PHILIPPE BOURDIN |
Émergeant de l’aube et des abîmes saphirs de la mer Tyrrhénienne s’élève la pyramide fumeuse du Stromboli qui, tel un phare, montre la route au navigateur nocturne. C’est ici par ailleurs que s’achève Le voyage au centre de la terre de Jules Verne.
Les anciens l’appelaient la Torche et son île la Ronde, la Conique ou la Toupie. Elle représente le sommet d’un puissant volcan dont les fondations reposent environ 2000 mètres en dessous du niveau marin. Une de ses multiples grottes aurait abrité Eole, le roi des vents surnommé l’ami des dieux. En ces temps odysséens vivait une authentique civilisation ; les contours et la finesse des personnages des vases et terres cuites de la période fastueuse de la Lipari grecque attestent l’indiscutable présence d’une véritable et propre école. Les sarcophages retrouvés ont été construits sur le lieu même en pierre locale (petra morta), sorte de scorie de lave que l’on trouve partout sous terre. Relâche des étrangers, Stromboli était le grand marché des insulaires voisins, mais aussi l’escale des Romains qui ramenaient les lions africains pour les jeux du cirque. Les historiens sous Auguste et Tibère en parlaient avec un sentiment d’effroi.
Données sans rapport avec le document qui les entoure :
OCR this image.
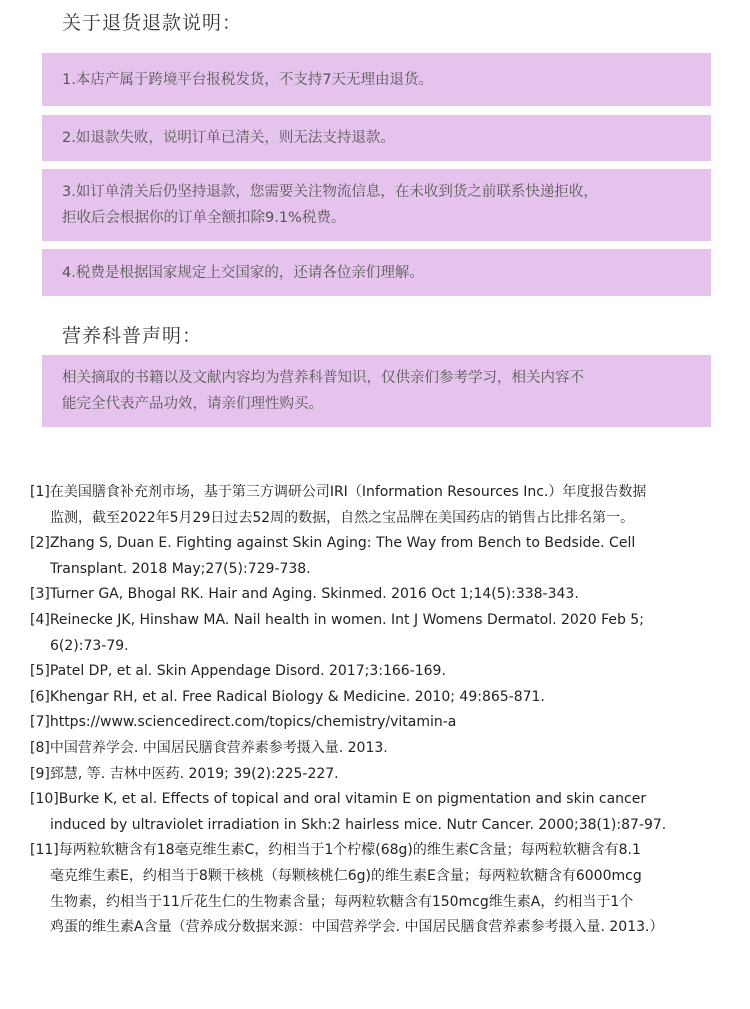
关于退货退款说明：
1.本店产属于跨境平台报税发货，不支持7天无理由退货。
2.如退款失败，说明订单已清关，则无法支持退款。
3.如订单清关后仍坚持退款，您需要关注物流信息，在未收到货之前联系快递拒收，
拒收后会根据你的订单全额扣除9.1%税费。
4.税费是根据国家规定上交国家的，还请各位亲们理解。
营养科普声明：
相关摘取的书籍以及文献内容均为营养科普知识，仅供亲们参考学习，相关内容不
能完全代表产品功效，请亲们理性购买。
[1]在美国膳食补充剂市场，基于第三方调研公司IRI（Information Resources Inc.）年度报告数据
监测，截至2022年5月29日过去52周的数据，自然之宝品牌在美国药店的销售占比排名第一。
[2]Zhang S, Duan E. Fighting against Skin Aging: The Way from Bench to Bedside. Cell
Transplant. 2018 May;27(5):729-738.
[3]Turner GA, Bhogal RK. Hair and Aging. Skinmed. 2016 Oct 1;14(5):338-343.
[4]Reinecke JK, Hinshaw MA. Nail health in women. Int J Womens Dermatol. 2020 Feb 5;
6(2):73-79.
[5]Patel DP, et al. Skin Appendage Disord. 2017;3:166-169.
[6]Khengar RH, et al. Free Radical Biology & Medicine. 2010; 49:865-871.
[7]https://www.sciencedirect.com/topics/chemistry/vitamin-a
[8]中国营养学会. 中国居民膳食营养素参考摄入量. 2013.
[9]郅慧, 等. 吉林中医药. 2019; 39(2):225-227.
[10]Burke K, et al. Effects of topical and oral vitamin E on pigmentation and skin cancer
induced by ultraviolet irradiation in Skh:2 hairless mice. Nutr Cancer. 2000;38(1):87-97.
[11]每两粒软糖含有18毫克维生素C，约相当于1个柠檬(68g)的维生素C含量；每两粒软糖含有8.1
毫克维生素E，约相当于8颗干核桃（每颗核桃仁6g)的维生素E含量；每两粒软糖含有6000mcg
生物素，约相当于11斤花生仁的生物素含量；每两粒软糖含有150mcg维生素A，约相当于1个
鸡蛋的维生素A含量（营养成分数据来源：中国营养学会. 中国居民膳食营养素参考摄入量. 2013.）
L’île se contourne lentement. Le débarcadère est un ponton et quelques barques ont été tirées sur la plage noire déserte. Voici San Vincenzo, éclatante localité aux ruelles étroites et tournantes se terminant par des sentiers en terre battue. Ses maisons cubiques chaulées de blanc, belles dans leur simplicité, se regroupent autour de la place triangulaire de sa pittoresque église. L’ambiance est secrète. San Vincenzo et sa voisine San Bartolo semblent renfermées sur elles-mêmes ; il y règne un calme indifférent que troublent à peine le bruit du ressac, la brise jouant avec les feuilles de vigne ou le bourdonnement d’une Vespa. Les bambous apportent l’ombre rare, les câpriers leur parfum prenant ; condiments bien connus, leurs boutons constituent l’emblème d’une île qu’un tanker maritime ravitaille en eau trois fois par semaine l’été.
Struògnuli (en dialecte) est pratiquement dénuée de ressources à part ses oliviers, ses citronniers et quelques vignobles encouragés par la nature du terrain ; c’est le vin de Malvoisie encore pressé au pied et jalousement exploité pour les seuls besoins du cultivateur. Outre l’agriculture, la pêche et le tourisme apportent l’essentiel à une population fortement typée.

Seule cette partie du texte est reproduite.